Creed II di Steven Caple Jr. | Recensione

Pubblicato il 15 Gennaio 2019 alle 14:00

Il nuovo film della saga di Rocky arriverà nelle sale cinematografiche italiane dal prossimo 24 gennaio.

Laddove il primo film del nuovo franchise sequel-spinoff Creed  era da considerarsi un rifacimento del primo Rocky del 1976, è evidentemente invece con Rocky IV (ma anche parte del III) che questo Creed II decide di interfacciarsi, non solo aprendo un dialogo continuo con temi e passaggi di trama, ma anche ricalcandone quasi del tutto la struttura dell’impianto filmico. Quello scritto e diretto da Sylvester Stallone nel 1985 però esagerava a tal punto le proprie caratteristiche istrioniche e macchiettistiche da arrivare nel campo della mitologia, trasformando le riflessioni umaniste dei primi capitoli (che raccontavano la parabola di ascesa di un uomo comune e dei suoi sogni) in un vero e proprio scontro politico che elevava Rocky a Nazione, consentendogli addirittura di vincere da solo e simbolicamente l’intera Guerra Fredda.

Tutto questo in Creed II non c’è, anche se le attuali relazioni fra Stati Uniti e Russia fanno pensare che avrebbe anche potuto esserci: ma Stallone – che torna alla sceneggiatura di un film della saga dopo il bellissimo Rocky Balboa – non è più tanto interessato alla retorica di quello scontro, quanto alle motivazioni che portano allo stesso.

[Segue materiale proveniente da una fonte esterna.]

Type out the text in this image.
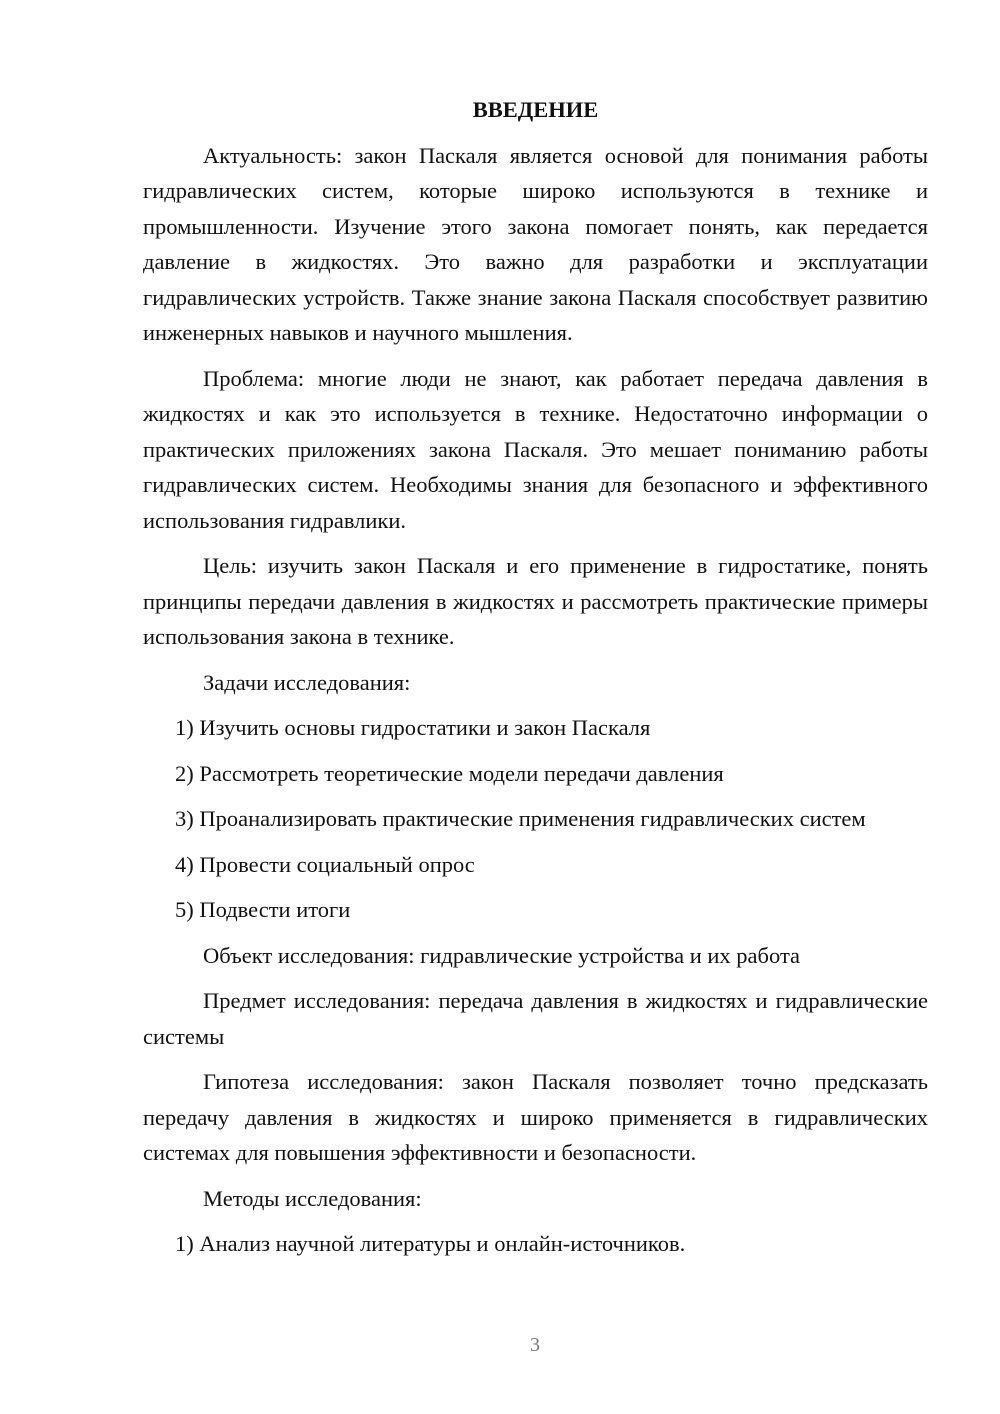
ВВЕДЕНИЕ

Актуальность: закон Паскаля является основой для понимания работы гидравлических систем, которые широко используются в технике и промышленности. Изучение этого закона помогает понять, как передается давление в жидкостях. Это важно для разработки и эксплуатации гидравлических устройств. Также знание закона Паскаля способствует развитию инженерных навыков и научного мышления.

Проблема: многие люди не знают, как работает передача давления в жидкостях и как это используется в технике. Недостаточно информации о практических приложениях закона Паскаля. Это мешает пониманию работы гидравлических систем. Необходимы знания для безопасного и эффективного использования гидравлики.

Цель: изучить закон Паскаля и его применение в гидростатике, понять принципы передачи давления в жидкостях и рассмотреть практические примеры использования закона в технике.

Задачи исследования:

1) Изучить основы гидростатики и закон Паскаля

2) Рассмотреть теоретические модели передачи давления

3) Проанализировать практические применения гидравлических систем

4) Провести социальный опрос

5) Подвести итоги

Объект исследования: гидравлические устройства и их работа

Предмет исследования: передача давления в жидкостях и гидравлические системы

Гипотеза исследования: закон Паскаля позволяет точно предсказать передачу давления в жидкостях и широко применяется в гидравлических системах для повышения эффективности и безопасности.

Методы исследования:

1) Анализ научной литературы и онлайн-источников.

3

Se in Rocky IV in ballo c’era la reputazione di due mondi, di due ideali, di due politiche, alla base di Creed II c’è una semplice -e a tratti puerile – questione di vendetta: Adonis Creed (Michael B. Jordan) viene sfidato da Viktor Drago (Florian Munteanu), figlio di quell’Ivan Drago (Dolph Lundgren) che nel film dell”85 aveva ucciso suo padre in un incontro. Già all’epoca Rocky aveva “vendicato” la morte di Apollo ma adesso Adonis vuole farlo di nuovo, forse spinto più dalla volontà di provare a se stesso e al mondo di essere in grado di farlo piuttosto che da un senso morale di appartenenza (quella, semmai, la incontrerà strada facendo).

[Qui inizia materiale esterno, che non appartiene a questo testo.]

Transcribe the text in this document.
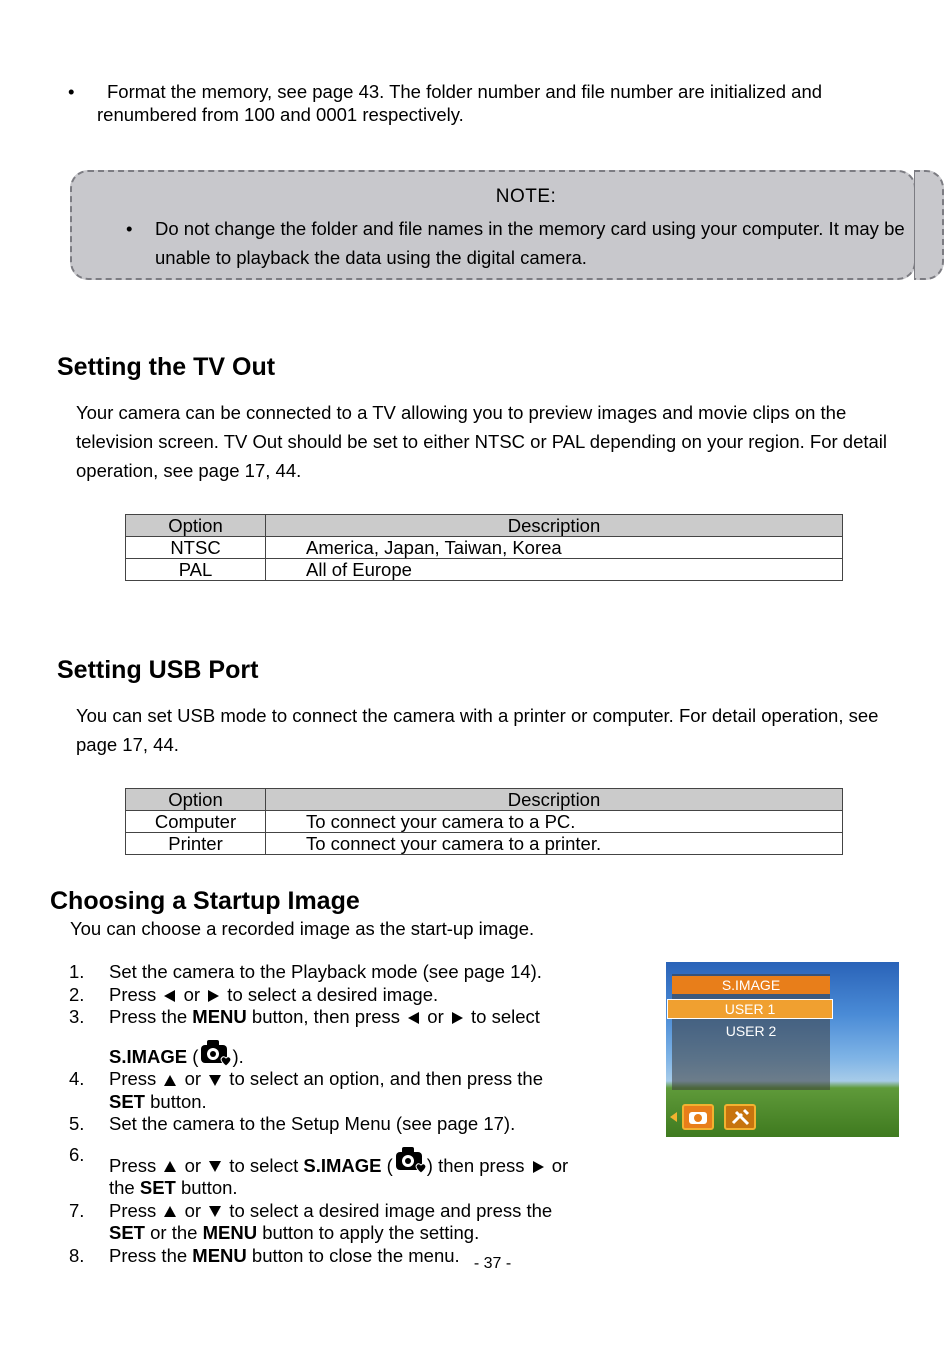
•	Format the memory, see page 43. The folder number and file number are initialized and renumbered from 100 and 0001 respectively.
NOTE:
• Do not change the folder and file names in the memory card using your computer. It may be unable to playback the data using the digital camera.
Setting the TV Out
Your camera can be connected to a TV allowing you to preview images and movie clips on the television screen. TV Out should be set to either NTSC or PAL depending on your region. For detail operation, see page 17, 44.
Option	Description
NTSC	America, Japan, Taiwan, Korea
PAL	All of Europe
Setting USB Port
You can set USB mode to connect the camera with a printer or computer. For detail operation, see page 17, 44.
Option	Description
Computer	To connect your camera to a PC.
Printer	To connect your camera to a printer.
Choosing a Startup Image
You can choose a recorded image as the start-up image.
1. Set the camera to the Playback mode (see page 14).
2. Press  or  to select a desired image.
3. Press the MENU button, then press  or  to select
S.IMAGE ( ).
4. Press  or  to select an option, and then press the
SET button.
5. Set the camera to the Setup Menu (see page 17).
6.
Press  or  to select S.IMAGE ( ) then press  or
the SET button.
7. Press  or  to select a desired image and press the
SET or the MENU button to apply the setting.
8. Press the MENU button to close the menu.
S.IMAGE
USER 1
USER 2
- 37 -
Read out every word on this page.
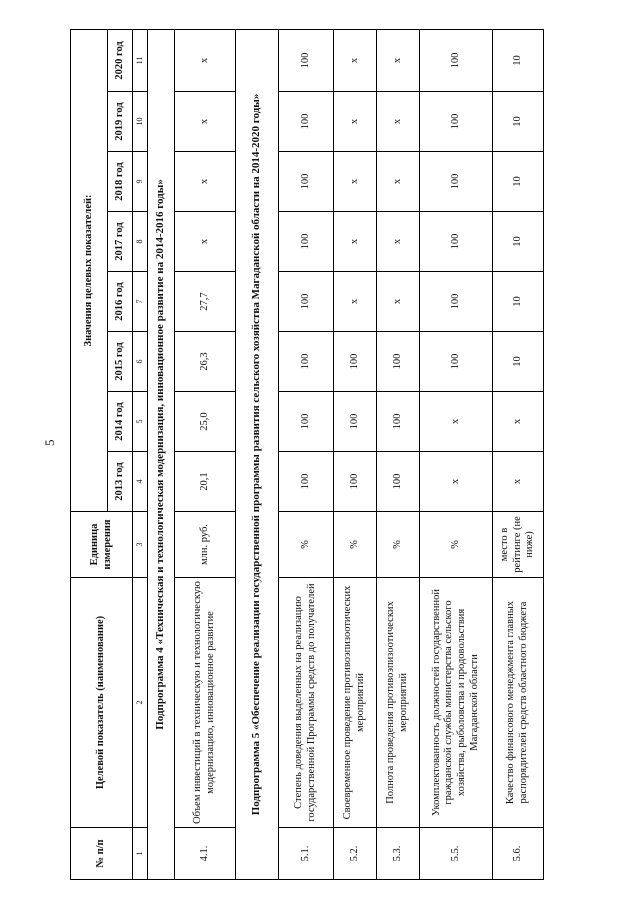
5
№ п/п	Целевой показатель (наименование)	Единица измерения	Значения целевых показателей:							
			2013 год	2014 год	2015 год	2016 год	2017 год	2018 год	2019 год	2020 год
1	2	3	4	5	6	7	8	9	10	11
Подпрограмма 4 «Техническая и технологическая модернизация, инновационное развитие на 2014-2016 годы»										
4.1.	Объем инвестиций в техническую и технологическую модернизацию, инновационное развитие	млн. руб.	20,1	25,0	26,3	27,7	х	х	х	х
Подпрограмма 5 «Обеспечение реализации государственной программы развития сельского хозяйства Магаданской области на 2014-2020 годы»										
5.1.	Степень доведения выделенных на реализацию государственной Программы средств до получателей	%	100	100	100	100	100	100	100	100
5.2.	Своевременное проведение противоэпизоотических мероприятий	%	100	100	100	х	х	х	х	х
5.3.	Полнота проведения противоэпизоотических мероприятий	%	100	100	100	х	х	х	х	х
5.5.	Укомплектованность должностей государственной гражданской службы министерства сельского хозяйства, рыболовства и продовольствия Магаданской области	%	х	х	100	100	100	100	100	100
5.6.	Качество финансового менеджмента главных распорядителей средств областного бюджета	место в рейтинге (не ниже)	х	х	10	10	10	10	10	10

Da questa premessa il personaggio protagonista ne esce fuori parecchio indebolito, spesso mosso da decisioni sciocche che sembrerebbero molto più adattate ad un bambino che ad un uomo adulto campione del mondo di boxe e prossimo a mettere su famiglia con la musicista Bianca Taylor (una Tessa Thompson a dir poco sprecata). Paradossalmente invece è il suo avversario, Drago secondo, quello col quale è più facile relazionarsi: lui, che davvero non ha alcuna colpa per tutte le difficoltà che ha dovuto affrontare nella vita (in patria è sempre e comunque stato ostracizzato a causa dei fallimenti di suo padre), si ritrova strumento al servizio di un genitore rancoroso, e allora si che tutta quella furia – che si vede nel suo sguardo e nei suoi muscoli marmorei – è più che comprensibile.

Non si può dire che sia un pessimo film, Creed II, ma di certo è inferiore al precedente sotto ogni aspetto. Anche la relazione fra Adonis e Rocky è meno vigorosa e drammatica, col secondo che si ritroverà protagonista di un arco narrativo identico a quello ben più risonante ed epico già visto in Rocky VI, alias Rocky Balboa, che a suo modo fu  -ed è ancora – una maniera molto più dignitosa di dire addio al personaggio.

A differenza di Ryan Coogler, infine, Steven Caple Jr si dimostra molto meno maturo per un film di questa portata. Anche lui, come all’epoca Coogler, viene da una sola regia (quella di The Land), ma qui l’impressione è che sia stato pedissequamente veicolato da Stallone, del quale il povero Caple Jr. è stato non più di quello che un semplice shooter è per uno showrunner televisivo.

Ma le scene di combattimento sono tutto sommato buone, il montaggio dell’allenamento tocca le corde giuste (anche grazie al ritorno della celebre fanfara della saga, solo accennata nel primo Creed) e si arriva facilmente ai titoli di coda. Che ci sia di più oltre a questo, però, non si può proprio dire.